All the talk about Fibre Channel over Ethernet (FCoE) over the last year has raised questions about the future of iSCSI storage once the convergence of FC and Ethernet takes place.
But Hewlett-Packard’s $360 million acquisition of LeftHand Networks proves that HP agrees with its rival Dell that iSCSI SANs are here to stay. Dell paid $1.4 billion for LeftHand’s iSCSI rival EqualLogic in January, and has ridden a mini-wave of iSCSI adoption: IDC said second-quarter iSCSI revenue grew 93.9 percent over last year.
While the acquisitions bring Dell and HP another storage platform and some product positioning issues, the vendors seem willing to let FC remain the dominant protocol at the high end while iSCSI adoption spikes among SMB and midrange shops due to growing interest in server virtualization and 10-Gig Ethernet.
Representatives of HP and Dell agree that history indicates FCoE adoption will be slow.
“The iSCSI standard was ratified in 2003, and here weare in 2008 just getting traction,” HP StorageWorks CTO Paul Perez says. “I think FCoE will follow a similar adoption curve and adoption will be slow. iSCSI will have a prominent place, especially with 10-Gig Ethernet.
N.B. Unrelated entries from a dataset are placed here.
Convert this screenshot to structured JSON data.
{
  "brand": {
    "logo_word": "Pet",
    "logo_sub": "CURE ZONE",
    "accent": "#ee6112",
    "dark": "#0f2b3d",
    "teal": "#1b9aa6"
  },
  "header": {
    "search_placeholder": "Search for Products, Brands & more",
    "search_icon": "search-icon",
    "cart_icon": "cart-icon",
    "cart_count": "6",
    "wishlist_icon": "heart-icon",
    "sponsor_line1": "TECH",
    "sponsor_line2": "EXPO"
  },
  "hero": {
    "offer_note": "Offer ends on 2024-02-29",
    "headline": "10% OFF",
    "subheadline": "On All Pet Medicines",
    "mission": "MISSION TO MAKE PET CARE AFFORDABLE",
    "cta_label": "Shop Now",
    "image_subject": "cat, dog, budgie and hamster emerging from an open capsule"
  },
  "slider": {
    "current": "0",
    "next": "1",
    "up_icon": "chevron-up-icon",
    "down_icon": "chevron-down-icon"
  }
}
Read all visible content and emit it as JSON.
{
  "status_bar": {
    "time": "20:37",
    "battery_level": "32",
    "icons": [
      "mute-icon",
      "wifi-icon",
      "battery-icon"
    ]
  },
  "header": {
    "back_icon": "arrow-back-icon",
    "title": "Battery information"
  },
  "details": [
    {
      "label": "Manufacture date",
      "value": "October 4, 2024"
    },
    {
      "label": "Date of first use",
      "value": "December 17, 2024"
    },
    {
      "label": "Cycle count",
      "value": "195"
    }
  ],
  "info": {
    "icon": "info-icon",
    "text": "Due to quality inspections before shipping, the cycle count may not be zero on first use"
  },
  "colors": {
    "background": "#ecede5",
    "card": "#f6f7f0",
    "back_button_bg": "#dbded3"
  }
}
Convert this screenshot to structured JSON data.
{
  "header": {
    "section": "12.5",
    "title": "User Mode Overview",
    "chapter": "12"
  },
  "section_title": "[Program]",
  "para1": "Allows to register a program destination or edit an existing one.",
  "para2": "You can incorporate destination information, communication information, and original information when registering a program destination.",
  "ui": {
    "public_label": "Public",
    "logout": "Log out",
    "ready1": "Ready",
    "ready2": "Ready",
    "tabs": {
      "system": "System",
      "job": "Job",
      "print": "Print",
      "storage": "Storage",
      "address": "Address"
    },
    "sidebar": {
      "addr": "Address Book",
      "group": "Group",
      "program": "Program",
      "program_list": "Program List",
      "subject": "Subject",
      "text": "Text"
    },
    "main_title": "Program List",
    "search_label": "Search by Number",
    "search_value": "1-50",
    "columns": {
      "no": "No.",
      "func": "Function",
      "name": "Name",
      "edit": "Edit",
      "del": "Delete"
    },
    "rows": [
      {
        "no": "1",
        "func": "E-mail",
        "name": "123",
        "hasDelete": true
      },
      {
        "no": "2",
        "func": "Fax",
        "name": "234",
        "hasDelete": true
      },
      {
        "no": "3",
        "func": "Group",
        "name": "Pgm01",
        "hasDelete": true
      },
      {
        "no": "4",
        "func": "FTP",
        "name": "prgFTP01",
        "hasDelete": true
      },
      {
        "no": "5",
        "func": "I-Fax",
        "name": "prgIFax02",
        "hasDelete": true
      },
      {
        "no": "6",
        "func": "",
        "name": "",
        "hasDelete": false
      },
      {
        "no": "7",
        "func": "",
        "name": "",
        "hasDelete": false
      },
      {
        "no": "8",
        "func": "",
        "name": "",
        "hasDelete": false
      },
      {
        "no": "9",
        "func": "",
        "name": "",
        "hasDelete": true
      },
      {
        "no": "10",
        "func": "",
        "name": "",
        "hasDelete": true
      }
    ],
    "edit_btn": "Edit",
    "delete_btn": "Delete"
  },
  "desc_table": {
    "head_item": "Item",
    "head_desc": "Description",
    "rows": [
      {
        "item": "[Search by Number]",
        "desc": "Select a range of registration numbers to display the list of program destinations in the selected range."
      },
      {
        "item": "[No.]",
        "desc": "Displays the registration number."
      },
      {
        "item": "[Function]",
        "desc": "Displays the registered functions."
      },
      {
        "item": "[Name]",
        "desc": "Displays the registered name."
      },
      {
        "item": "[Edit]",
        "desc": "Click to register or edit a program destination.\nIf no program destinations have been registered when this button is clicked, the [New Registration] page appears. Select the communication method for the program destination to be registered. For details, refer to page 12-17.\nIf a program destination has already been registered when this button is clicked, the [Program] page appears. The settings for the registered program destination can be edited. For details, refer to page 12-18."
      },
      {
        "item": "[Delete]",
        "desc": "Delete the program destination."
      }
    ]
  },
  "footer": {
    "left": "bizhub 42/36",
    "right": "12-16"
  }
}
FCoE is a performance fabric, while iSCSI is a general purpose fabric.”
Dell vice president of marketing John Joseph, who was with EqualLogic before the acquisition, says iSCSI finally has momentum.
“Migration on and off technologies by storage customers is extremely slow,” he said. “It’s a helluva lot slower than watching paint dry. Typical adoption curves are measured in five-to-seven-year increments. We’re still in the early years of [iSCSI’s] adoption phase.”
Joseph says while he expects many FC SANs to migrate to FCoE, Data Center Ethernet and 10-gig Ethernet will erode the FC base and lead more storage shops to iSCSI.
“Ten-gigE makes a lot of objections [to iSCSI] go away, and Data Center Ethernet makes even more objections go away,” he said.